PARIS: Effet inattendu de la crise sanitaire, l'hôtellerie-restauration va devoir revaloriser ses métiers et offrir de vraies carrières aux jeunes car après un an d'inactivité forcée, les salariés abonnés aux tâches ingrates, mal rémunérées ou épuisantes ne reviendront pas forcément.
«Cette crise est le moment de réfléchir à ce qu'on a bien fait, à ce qu'on n'a pas bien fait: il y a un certain nombre de travaux dans les hôtels et les restaurants qui sont pénibles. Il faut mieux reconnaître et revaloriser les personnes» par le salaire et des postes «beaucoup plus polyvalents», a affirmé récemment le patron du géant hôtelier Accor, Sébastien Bazin.
«Je risque de perdre un quart des gens qui travaillent dans mes hôtels: peut-être ne reviendront-ils pas travailler», a-t-il poursuivi, car ces «personnes ont appris à passer du temps précieux avec leur famille».
Huit professionnels sur dix de l'hôtellerie-restauration anticipent une «activité ralentie», au moins divisée par deux en 2021 comparé à l'avant-Covid-19, tandis qu'un sur trois s'inquiète du retour de ses salariés, selon une étude du cabinet Akto pour le patronat du secteur.
La crise a «accentué les difficultés de recrutement déjà constatées auparavant dans la branche» et liées aux conditions de travail vues comme difficiles: horaires décalés, travail le week-end et le soir, explique l'étude.
Si une moitié d'établissements compte maintenir ses effectifs en 2021, l'autre moitié envisage des pertes «chiffrées à plus de 110 000» personnes, mais le «phénomène est difficilement mesurable».
Parmi les salariés à avoir quitté le secteur, Géraldine Faijean: ex-directrice du restaurant parisien Le Break, elle a pris un poste d'assistante de direction dans une petite entreprise automobile à Allauch près de Marseille, avec «un salaire divisé par deux», dit-elle. «Mais j'ai un logement, et vu le prix des loyers parisiens cela revient au même».
«Toujours debout, c'est très dur»
«En tant que maman solo avec deux enfants, même grands, ça commençait à devenir très compliqué.
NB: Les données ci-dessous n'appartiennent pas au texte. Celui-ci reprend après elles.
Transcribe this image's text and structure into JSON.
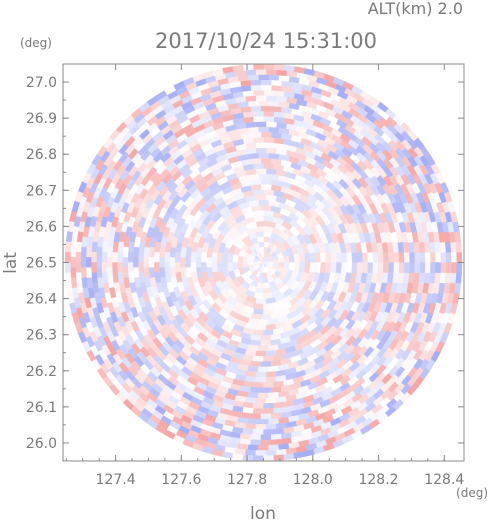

Et je vais avoir 50 ans: physiquement, être toujours debout, c'est très dur.»
Si «l'effervescence parisienne» lui manque, elle apprécie sa nouvelle qualité de vie, et se forme à l'œnologie pour travailler bientôt dans un domaine viticole.
Pour Michel Morauw, patron en France du groupe hôtelier américain Hyatt, «il va être difficile de trouver des équipes pour les hôtels: c'est un métier qui est à la fois passionnant et très exigeant. Pour cela, il faut changer notre manière de recruter».
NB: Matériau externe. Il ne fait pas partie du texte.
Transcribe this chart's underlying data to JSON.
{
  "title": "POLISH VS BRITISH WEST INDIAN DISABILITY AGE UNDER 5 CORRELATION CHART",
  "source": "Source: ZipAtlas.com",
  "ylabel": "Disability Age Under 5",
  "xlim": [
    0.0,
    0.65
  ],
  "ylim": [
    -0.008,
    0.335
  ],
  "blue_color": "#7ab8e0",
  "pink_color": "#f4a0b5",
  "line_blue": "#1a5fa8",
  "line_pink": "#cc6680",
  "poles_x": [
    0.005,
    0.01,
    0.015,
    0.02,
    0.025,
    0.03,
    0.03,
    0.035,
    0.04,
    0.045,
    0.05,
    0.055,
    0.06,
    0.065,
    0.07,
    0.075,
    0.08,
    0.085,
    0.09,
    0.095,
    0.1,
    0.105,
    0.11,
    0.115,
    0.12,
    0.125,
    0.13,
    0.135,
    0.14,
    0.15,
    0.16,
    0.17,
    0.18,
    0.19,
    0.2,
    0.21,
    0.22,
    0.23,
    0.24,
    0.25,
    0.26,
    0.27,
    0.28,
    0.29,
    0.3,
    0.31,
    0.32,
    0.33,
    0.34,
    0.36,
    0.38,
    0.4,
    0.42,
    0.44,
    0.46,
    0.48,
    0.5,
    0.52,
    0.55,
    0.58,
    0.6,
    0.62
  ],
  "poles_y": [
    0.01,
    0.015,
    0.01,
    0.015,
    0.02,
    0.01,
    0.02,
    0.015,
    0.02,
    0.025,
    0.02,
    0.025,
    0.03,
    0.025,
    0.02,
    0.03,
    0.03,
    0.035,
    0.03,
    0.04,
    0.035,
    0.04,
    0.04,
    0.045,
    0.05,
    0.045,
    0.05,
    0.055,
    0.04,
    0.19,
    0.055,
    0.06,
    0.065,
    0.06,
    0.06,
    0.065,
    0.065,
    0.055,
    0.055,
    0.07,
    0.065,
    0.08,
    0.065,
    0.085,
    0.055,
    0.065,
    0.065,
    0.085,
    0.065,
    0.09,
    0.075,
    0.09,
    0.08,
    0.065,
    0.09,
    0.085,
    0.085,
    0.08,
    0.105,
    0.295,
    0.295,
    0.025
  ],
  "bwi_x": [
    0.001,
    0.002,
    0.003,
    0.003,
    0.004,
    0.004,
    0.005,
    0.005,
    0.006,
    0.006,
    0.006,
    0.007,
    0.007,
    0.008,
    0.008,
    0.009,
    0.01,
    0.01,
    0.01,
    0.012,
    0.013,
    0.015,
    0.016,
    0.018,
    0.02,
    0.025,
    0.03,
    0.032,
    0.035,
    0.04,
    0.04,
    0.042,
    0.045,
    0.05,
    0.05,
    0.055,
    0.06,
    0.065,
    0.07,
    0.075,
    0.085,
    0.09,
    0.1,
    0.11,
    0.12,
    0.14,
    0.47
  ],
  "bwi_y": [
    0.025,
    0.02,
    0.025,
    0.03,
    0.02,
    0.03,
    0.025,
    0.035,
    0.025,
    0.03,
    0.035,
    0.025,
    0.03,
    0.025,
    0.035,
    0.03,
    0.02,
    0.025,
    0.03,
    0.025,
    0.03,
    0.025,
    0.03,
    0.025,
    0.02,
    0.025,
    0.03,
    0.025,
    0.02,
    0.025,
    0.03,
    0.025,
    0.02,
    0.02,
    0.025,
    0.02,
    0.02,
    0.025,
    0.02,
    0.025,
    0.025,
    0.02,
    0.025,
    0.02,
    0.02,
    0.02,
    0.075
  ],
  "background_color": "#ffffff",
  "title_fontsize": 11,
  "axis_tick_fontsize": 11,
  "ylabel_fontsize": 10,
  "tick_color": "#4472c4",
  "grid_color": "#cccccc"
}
Hyatt a lancé en 2019 le programme RiseHY, interrompu par la Covid-19 l'an dernier: en partenariat avec l'association Les Déterminés, 40 jeunes en décrochage scolaire vont être formés à partir de juin, pendant 10 mois, et intègreront ensuite les hôtels du groupe.
«L'industrie va aussi devoir recruter des gens de tous âges, sans expérience mais qui sont alignés avec notre raison d'être: aimer les gens, être à l'écoute, avoir l'esprit d'accueil», indique M. Morauw qui anticipe, dans les mois à venir, une forte concurrence dans le recrutement.
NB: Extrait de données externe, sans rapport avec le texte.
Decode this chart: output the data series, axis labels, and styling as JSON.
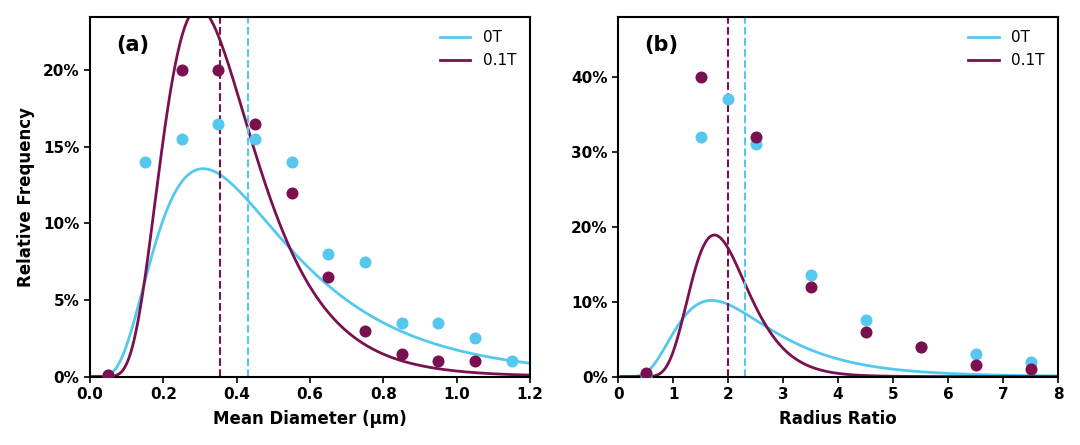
{
  "panel_a": {
    "title": "(a)",
    "xlabel": "Mean Diameter (μm)",
    "ylabel": "Relative Frequency",
    "xlim": [
      0.0,
      1.2
    ],
    "ylim": [
      0.0,
      0.235
    ],
    "yticks": [
      0.0,
      0.05,
      0.1,
      0.15,
      0.2
    ],
    "ytick_labels": [
      "0%",
      "5%",
      "10%",
      "15%",
      "20%"
    ],
    "xticks": [
      0.0,
      0.2,
      0.4,
      0.6,
      0.8,
      1.0,
      1.2
    ],
    "color_0T": "#55C8F0",
    "color_01T": "#7B1050",
    "vline_0T": 0.43,
    "vline_01T": 0.355,
    "dots_0T_x": [
      0.05,
      0.15,
      0.25,
      0.35,
      0.45,
      0.55,
      0.65,
      0.75,
      0.85,
      0.95,
      1.05,
      1.15
    ],
    "dots_0T_y": [
      0.001,
      0.14,
      0.155,
      0.165,
      0.155,
      0.14,
      0.08,
      0.075,
      0.035,
      0.035,
      0.025,
      0.01
    ],
    "dots_01T_x": [
      0.05,
      0.25,
      0.35,
      0.45,
      0.55,
      0.65,
      0.75,
      0.85,
      0.95,
      1.05
    ],
    "dots_01T_y": [
      0.001,
      0.2,
      0.2,
      0.165,
      0.12,
      0.065,
      0.03,
      0.015,
      0.01,
      0.01
    ],
    "curve_0T_mu": -0.84,
    "curve_0T_sigma": 0.58,
    "curve_0T_scale": 0.072,
    "curve_01T_mu": -1.04,
    "curve_01T_sigma": 0.42,
    "curve_01T_scale": 0.082
  },
  "panel_b": {
    "title": "(b)",
    "xlabel": "Radius Ratio",
    "xlim": [
      0,
      8
    ],
    "ylim": [
      0.0,
      0.48
    ],
    "yticks": [
      0.0,
      0.1,
      0.2,
      0.3,
      0.4
    ],
    "ytick_labels": [
      "0%",
      "10%",
      "20%",
      "30%",
      "40%"
    ],
    "xticks": [
      0,
      1,
      2,
      3,
      4,
      5,
      6,
      7,
      8
    ],
    "color_0T": "#55C8F0",
    "color_01T": "#7B1050",
    "vline_0T": 2.3,
    "vline_01T": 2.0,
    "dots_0T_x": [
      0.5,
      1.5,
      2.0,
      2.5,
      3.5,
      4.5,
      5.5,
      6.5,
      7.5
    ],
    "dots_0T_y": [
      0.001,
      0.32,
      0.37,
      0.31,
      0.135,
      0.075,
      0.04,
      0.03,
      0.02
    ],
    "dots_01T_x": [
      0.5,
      1.5,
      2.5,
      3.5,
      4.5,
      5.5,
      6.5,
      7.5
    ],
    "dots_01T_y": [
      0.005,
      0.4,
      0.32,
      0.12,
      0.06,
      0.04,
      0.015,
      0.01
    ],
    "curve_0T_mu": 0.78,
    "curve_0T_sigma": 0.5,
    "curve_0T_scale": 0.245,
    "curve_01T_mu": 0.65,
    "curve_01T_sigma": 0.3,
    "curve_01T_scale": 0.26
  },
  "legend_0T": "0T",
  "legend_01T": "0.1T",
  "dot_size": 75,
  "linewidth": 2.0,
  "fig_bg": "#ffffff"
}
«Il faudra offrir des carrières très dynamiques»: plus question de rester «confiné toute sa carrière» à la plonge ou au service d'étage, affirme-t-il.
Lui-même a été formé à l'Ecole hôtelière de Lausanne avant d'entrer comme stagiaire au Hyatt Regency de Washington en 1984.
«La jeune génération veut que ça bouge vite: on doit s'adapter à ça aussi», estime-t-il.
Barman et responsable du restaurant Chez Claude, dans le 1er arrondissement de la capitale, Salah Haddouche, 29 ans, juge également que «ce sont des métiers qu'il faut revaloriser, qui sont importants pour la sociabilité, pour les gens».
«Quand ça ne va pas, il faut le dire. A Paris, certaines affaires touristiques qui ont un emplacement idéal font un peu n'importe quoi. Le patron ne doit pas oublier que sans ses salariés, il n'est rien», conclut-il.